Consistent with the measurement of cytochrome P450 protein expression, the T47D lines had a much greater DMBA-metabolizing activity than the equivalent MDA cells (6–13-fold). Basal T47D cells, irrespective of ER status and TCDD-induced MDA cells provided indistinguishable ratios typical of CYP1B1 metabolism (5,6/8,9 ratio = 0.5; 10,11/8,9 ratio = 0.2). Basal MDA+ products were essentially background, being similar in pattern of distribution and picomolar amount per milligram of protein to what is observed in cell-free blanks (M.L.Larsen, unpublished results). Meanwhile, the elevated activity observed in MDA cells was consistent with CYP1B1 participation. Under basal conditions, the T47D cells had 50% greater activity than T47D+ cells or TCDD-induced MDA cells, which, in turn, were four- to eight-fold more active than basal MDA cells. These findings were consistent with levels of protein expression.
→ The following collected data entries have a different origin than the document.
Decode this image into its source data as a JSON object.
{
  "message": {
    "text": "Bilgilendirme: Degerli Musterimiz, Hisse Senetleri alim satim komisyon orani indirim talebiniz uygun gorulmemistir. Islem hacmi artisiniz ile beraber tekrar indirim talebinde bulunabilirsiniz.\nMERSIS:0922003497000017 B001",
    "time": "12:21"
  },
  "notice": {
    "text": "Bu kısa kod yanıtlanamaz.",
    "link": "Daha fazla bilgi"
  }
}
TCDD treatment shifted the metabolite pattern in T47D cells and MDA+ cells, in contrast to MDA cells, to a CYP1A1 distribution (5,6/8,9 = 0.25; 10,11/8,9 = 0.1). The TCDD-induced metabolic activity of the T47D+ cells was equivalent to that of T47D cells, while TCDD-induced MDA+ cells exhibited 10 times less activity. The differences in TCDD-induced activity between T47D cells and MDA cells parallels the relative expression of the much more active CYP1A1.

Inhibition studies
Inhibitory antibodies were used to determine the contribution of CYP1A1 and CYP1B1 to the DMBA-metabolism profile in T47D+ cells (Table IIGo). Under basal conditions, the anti-CYP1B1 antibody inhibited overall metabolism by 84%, while the anti-CYP1A1 antibody had no effect. In contrast, the anti-CYP1A1 antibody inhibited greater than 50% of the TCDD-induced DMBA metabolism (Table IIGo). The distribution of metabolites removed from the reaction by the anti-CYP1B1 treatment was evaluated by subtraction of anti-CYP1B1 metabolite values from pre-immune metabolite values. This indicated that ratios of dihydrodiols were very similar to those found for recombinant CYP1B1 (5,6/8,9 = 0.9; 10,11/8,9 = 0.4). A similar subtraction was used to demonstrate the activity of CYP1A1 (5,6/8,9 = 0.15; 10,11/8,9 = 0.07). The residual activity from these TCDD-induced microsomes after removal of the CYP1A1 contribution with this antibody treatment was consistent with induced CYP1B1 activity (5,6/8,9 = 0.4; 10,11/8,9 = 0.14). The remaining metabolites that are unaffected by either antibody indicate a residual basal metabolic activity that may be due to other P450s present in breast epithelial cells (31) or to a peroxidative mechanism. This activity seems to contribute to the very low basal activity in MDA+ cells.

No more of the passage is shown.